Jusqu’à présent, les opérateurs publicitaires français n'ont vu dans la télévision locale qu’une bizarrerie américaine, ne valant que pour un vaste pays : comme si l’espace de vie quotidienne défini par les administrations courantes, la scolarisation, les soins, le commerce, le travail et le domicile variait selon la taille du pays (cf. la recherche de Albert-László Barabási , Marta C. González, César A. Hidalgo, “Understanding Individual Human Mobility Patterns” publiée en juin 2008 dans Nature, qui montre, à partir d’un exemple européen, la stabilité des déplacements, presque tous accomplis dans un rayon de 10 km) ! Il aura fallu le numérique pour que la TV s’éveille de son sommeil jacobin. Pourtant le succès constant du couplage de la presse quotidienne régionale 66.3 (PQR66) constitue depuis 1991 un signal positif. M6 s’est bien essayé au réseau local, en collaboration avec la PQR, mais la réglementation qui interdit le financement des décrochages par la publicité locale ne lui laissait que peu de chance de succès.

Barter syndication
Mais de la régie nationale de médias locaux à un modèle économique d'une télévision de type network, il y a loin. Car le modèle américain est fondé sur le troc en réseau (barter syndication) : la station paie une partie de sa programmation en espace publicitaire local, que le producteur de programmes revend en l’agrégeant en espace national, devenant ainsi régie publicitaire nationale. La station échange son audience locale contre des programmes en affinité avec cette audience, laissant à la "main invisible" du marché de l'audience le soin de faire de justes prix. Attention : la syndication de l'échange ne fait que compléter une programmation locale déjà ancrée dans la vie locale, à base d’information locale, et qui assure la formation d'une audience locale. On est encore loin de ce système en France.

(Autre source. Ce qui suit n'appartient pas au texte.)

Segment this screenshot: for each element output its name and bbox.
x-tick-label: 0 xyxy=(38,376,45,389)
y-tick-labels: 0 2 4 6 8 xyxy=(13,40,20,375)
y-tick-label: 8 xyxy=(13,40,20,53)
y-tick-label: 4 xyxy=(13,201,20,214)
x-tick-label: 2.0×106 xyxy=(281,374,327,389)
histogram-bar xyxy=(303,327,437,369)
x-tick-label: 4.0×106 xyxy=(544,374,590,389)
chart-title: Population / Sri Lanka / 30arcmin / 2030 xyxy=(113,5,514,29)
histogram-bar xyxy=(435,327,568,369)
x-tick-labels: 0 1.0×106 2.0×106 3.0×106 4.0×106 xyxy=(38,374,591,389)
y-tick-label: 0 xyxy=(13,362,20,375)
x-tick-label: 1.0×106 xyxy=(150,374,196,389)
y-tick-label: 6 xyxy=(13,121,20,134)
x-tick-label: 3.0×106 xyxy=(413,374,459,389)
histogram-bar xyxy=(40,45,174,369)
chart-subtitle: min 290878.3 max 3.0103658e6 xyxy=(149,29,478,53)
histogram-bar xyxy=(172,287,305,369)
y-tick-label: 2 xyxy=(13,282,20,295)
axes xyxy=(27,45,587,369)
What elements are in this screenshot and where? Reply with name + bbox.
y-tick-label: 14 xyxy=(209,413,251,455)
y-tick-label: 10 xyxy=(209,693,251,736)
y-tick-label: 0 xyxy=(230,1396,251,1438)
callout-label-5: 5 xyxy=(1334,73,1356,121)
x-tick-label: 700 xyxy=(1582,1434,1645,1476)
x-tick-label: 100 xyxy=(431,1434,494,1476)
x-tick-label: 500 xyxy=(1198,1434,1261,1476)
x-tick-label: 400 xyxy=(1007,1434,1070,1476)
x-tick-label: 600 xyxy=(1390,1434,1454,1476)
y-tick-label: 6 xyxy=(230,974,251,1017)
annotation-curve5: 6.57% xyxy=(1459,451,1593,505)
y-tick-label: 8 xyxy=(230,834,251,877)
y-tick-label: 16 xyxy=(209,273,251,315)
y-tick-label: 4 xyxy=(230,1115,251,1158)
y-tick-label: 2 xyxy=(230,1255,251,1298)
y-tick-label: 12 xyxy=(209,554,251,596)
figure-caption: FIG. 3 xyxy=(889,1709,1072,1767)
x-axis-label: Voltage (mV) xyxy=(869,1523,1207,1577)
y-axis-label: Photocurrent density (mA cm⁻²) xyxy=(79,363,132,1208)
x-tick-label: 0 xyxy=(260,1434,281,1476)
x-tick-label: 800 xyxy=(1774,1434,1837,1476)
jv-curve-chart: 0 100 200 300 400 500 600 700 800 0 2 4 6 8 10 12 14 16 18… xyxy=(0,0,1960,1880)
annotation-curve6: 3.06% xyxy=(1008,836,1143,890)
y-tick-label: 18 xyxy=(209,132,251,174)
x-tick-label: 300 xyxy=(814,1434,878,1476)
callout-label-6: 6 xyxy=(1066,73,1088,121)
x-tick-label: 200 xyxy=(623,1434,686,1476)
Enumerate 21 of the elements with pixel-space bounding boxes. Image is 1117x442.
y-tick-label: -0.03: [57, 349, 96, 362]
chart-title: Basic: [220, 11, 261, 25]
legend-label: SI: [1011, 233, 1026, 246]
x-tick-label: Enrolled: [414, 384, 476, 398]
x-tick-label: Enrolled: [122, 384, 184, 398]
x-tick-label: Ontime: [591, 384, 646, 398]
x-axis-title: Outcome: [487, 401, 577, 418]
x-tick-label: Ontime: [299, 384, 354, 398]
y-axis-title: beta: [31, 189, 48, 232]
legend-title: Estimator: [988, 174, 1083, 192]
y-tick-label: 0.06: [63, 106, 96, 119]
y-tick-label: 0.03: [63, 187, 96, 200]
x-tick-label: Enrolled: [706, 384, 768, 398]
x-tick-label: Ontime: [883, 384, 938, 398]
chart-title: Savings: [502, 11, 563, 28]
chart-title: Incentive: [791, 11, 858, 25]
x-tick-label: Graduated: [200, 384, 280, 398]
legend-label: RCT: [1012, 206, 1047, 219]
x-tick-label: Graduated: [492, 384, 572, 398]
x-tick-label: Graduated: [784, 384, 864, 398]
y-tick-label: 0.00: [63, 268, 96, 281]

Si le modèle économique du network est simple en son principe, son réglage géographique ne l’est pas. Quelle est la dimension adéquate, l'"optimum local" ? Aux Etats-Unis, le réglage des zones de chalandise télévisuelles et publicitaires (DMA) s’affine régulièrement, depuis des décennies, au comté près (l’équivalent d’un canton français). Pas si simple ! Le Washington Post s’essaie à l’hyperlocal --"l’hyper proximité" comme dit TF1 -- avec un site Internet visant Laudoun county : un an après son lancement, la situation du site reste délicate pour avoir sous-estimé l’information locale continue, sans laquelle il n’est pas de média local. Pas si simple de couvrir une agglomération et de mobiliser sa population et des contributions journalistiques locales.

"Quant à moi, je suis de mon village"
On ne fera pas de télévision locale sans journalisme local, sans localiers de terrain, dans leur village comme des poissons dans l’eau, spécialistes du menu de la cantine, des travaux de voirie, des concours de boule et des conseils municipaux… Américains ou Français, nous sommes tous du "côté de chez nous" : quelques rues, un village dans la ville ou dans la campagne : rien n’a changé depuis Diderot, encyclopédiste et pourtant indécrottable langrois, qui clamait : "Quant à moi, je suis de mon village".
L'oubli du local aura privé la télévision, et notamment les producteurs français, d’un gisement publicitaire important, et les PME d'une capacité de communication commerciale à leur échelle. La télévision américaine doit une grande part de sa réussite à ce gisement local. Aux Etats-Unis, TF1 et M6 seraient des réseaux de stations locales, auxquelles ils fourniraient des programmes nationaux. C’est de cette structure mixte que naissent les « Ugly Betty », « 24 » et autres « House ». Pas de network national sans implantation locale. La régie pourrait constituer une étape dans cette direction.